The belief in Higgs bosons comes from the belief that all objects are invariant under gauge transformations, which strongly disagrees with experiment. Instead of giving that belief up it is kept, because physicists are emotionally attached to it, and a new field, that of Higgs bosons, is introduced to give objects mass. However gauge transformations are the form Poincaré transformations take for massless objects and are possible only for these. See Massless Representations of the Poincaré Group: electromagnetism, gravitation, quantum mechanics, geometry, although it can be explained in one obvious paragraph as given in Our Almost Impossible Universe: Why the laws of nature make the existence of humans extraordinarily unlikely: R. Mirman. For complete information see impunv.blogspot.com.

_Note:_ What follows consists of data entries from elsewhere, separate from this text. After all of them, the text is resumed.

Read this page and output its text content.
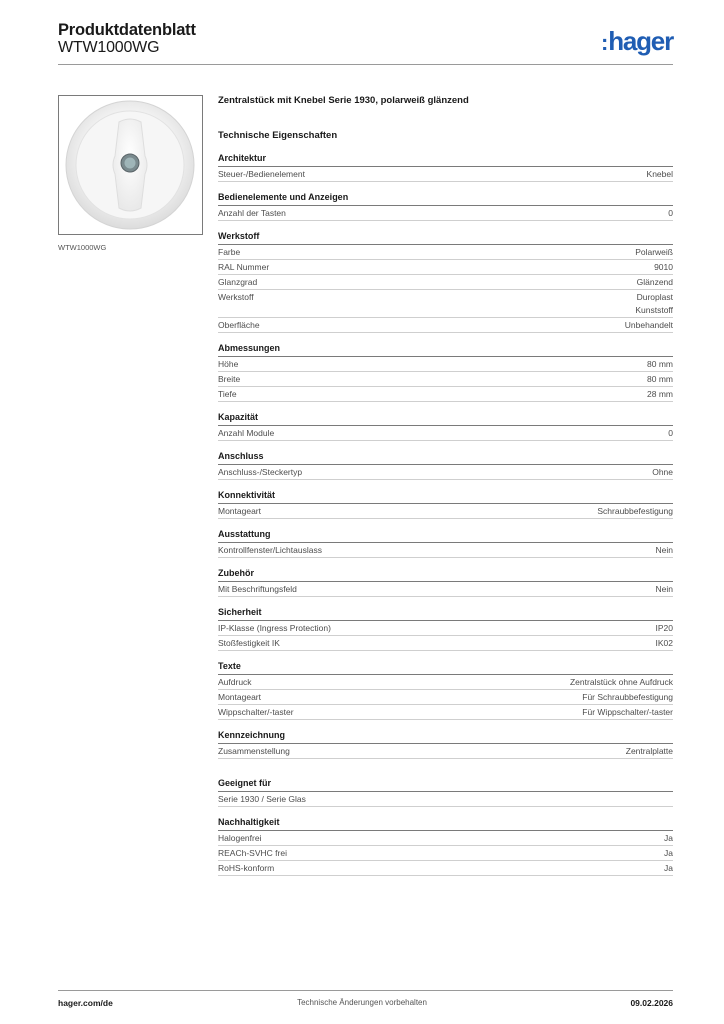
Produktdatenblatt
WTW1000WG	:hager
WTW1000WG
Zentralstück mit Knebel Serie 1930, polarweiß glänzend
Technische Eigenschaften
Architektur
Steuer-/Bedienelement	Knebel
Bedienelemente und Anzeigen
Anzahl der Tasten	0
Werkstoff
Farbe	Polarweiß
RAL Nummer	9010
Glanzgrad	Glänzend
Werkstoff	Duroplast
Kunststoff
Oberfläche	Unbehandelt
Abmessungen
Höhe	80 mm
Breite	80 mm
Tiefe	28 mm
Kapazität
Anzahl Module	0
Anschluss
Anschluss-/Steckertyp	Ohne
Konnektivität
Montageart	Schraubbefestigung
Ausstattung
Kontrollfenster/Lichtauslass	Nein
Zubehör
Mit Beschriftungsfeld	Nein
Sicherheit
IP-Klasse (Ingress Protection)	IP20
Stoßfestigkeit IK	IK02
Texte
Aufdruck	Zentralstück ohne Aufdruck
Montageart	Für Schraubbefestigung
Wippschalter/-taster	Für Wippschalter/-taster
Kennzeichnung
Zusammenstellung	Zentralplatte
Geeignet für
Serie 1930 / Serie Glas
Nachhaltigkeit
Halogenfrei	Ja
REACh-SVHC frei	Ja
RoHS-konform	Ja
hager.com/de	Technische Änderungen vorbehalten	09.02.2026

They cannot be applied to massive objects and it makes no sense to so apply them. That would be like saying that since orbital angular momentum has integer values all angular momentum has. Since this is not true a new field is introduced to produce half-integer values. That would make no sense and neither do Higgs bosons. There are no Higgs bosons.
Monday, May 07, 2007
Nobody noticed? Highly unlikely! --- the irrationale for string theory
String theory is designed to solve the problems caused by point particles. However there is nothing in any formalism that even hints at particles, let alone point particles. Where did this idea of particles come from? Could it really be that thousands of physicists are wasting their careers to solve the problems caused by particles with not a single one even noticing that there are none? What objects are is discussed in Our Almost Impossible Universe: Why the laws of nature make the existence of humans extraordinarily unlikely, R. Mirman. This also has a rigorous proof, verified by others, that physics is possible only in dimension 3+1 so string theory must be wrong. Don't the dots on the screen in, say, the double slit experiment show that objects are points? Of course not, they are consequences of conservation of energy. See the OAIU book and also Quantum Mechanics, Quantum Field Theory: geometry, language, logic, R. Mirman. There are infinities in intermediate steps of a particular approximation scheme, but they are all gone by the end. If a different scheme was used the idea of infinities would never have arisen. The laws of physics are not determined by physicists' favorite approximation method. Further information is at impunv.blogspot.com. Thus string theory is a mathematically impossible theory, in violent disagreement with experiment, carefully designed to solve the terrible nonexistent problems caused by nonexistent particles. Perhaps that is why physicists are so enthusiastic about it.
Sunday, May 06, 2007
Nonlocal; QM or classical physics?
While it is the general belief from the EPRB experiment that quantum mechanics gives that spatially separated objects exhibit correlations, it is wrong. It violates an uncertainty principle (number-phase). Quantum mechanics is a statistical theory. It cannot be applied to a single event, thus the argument is not relevant to quantum mechanics. What that argument shows is that classical physics is nonlocal. Consider a spherical shell which explodes into two objects spinning in (of course) opposite directions. When the spin direction of one is measured that of the other is forced into the opposite direction, even though it is now in a different galaxy. Hence those who say that the argument shows quantum mechanics is nonlocal are actually saying that classical physics is nonlocal. See the QM,QFT book for detailed discussions.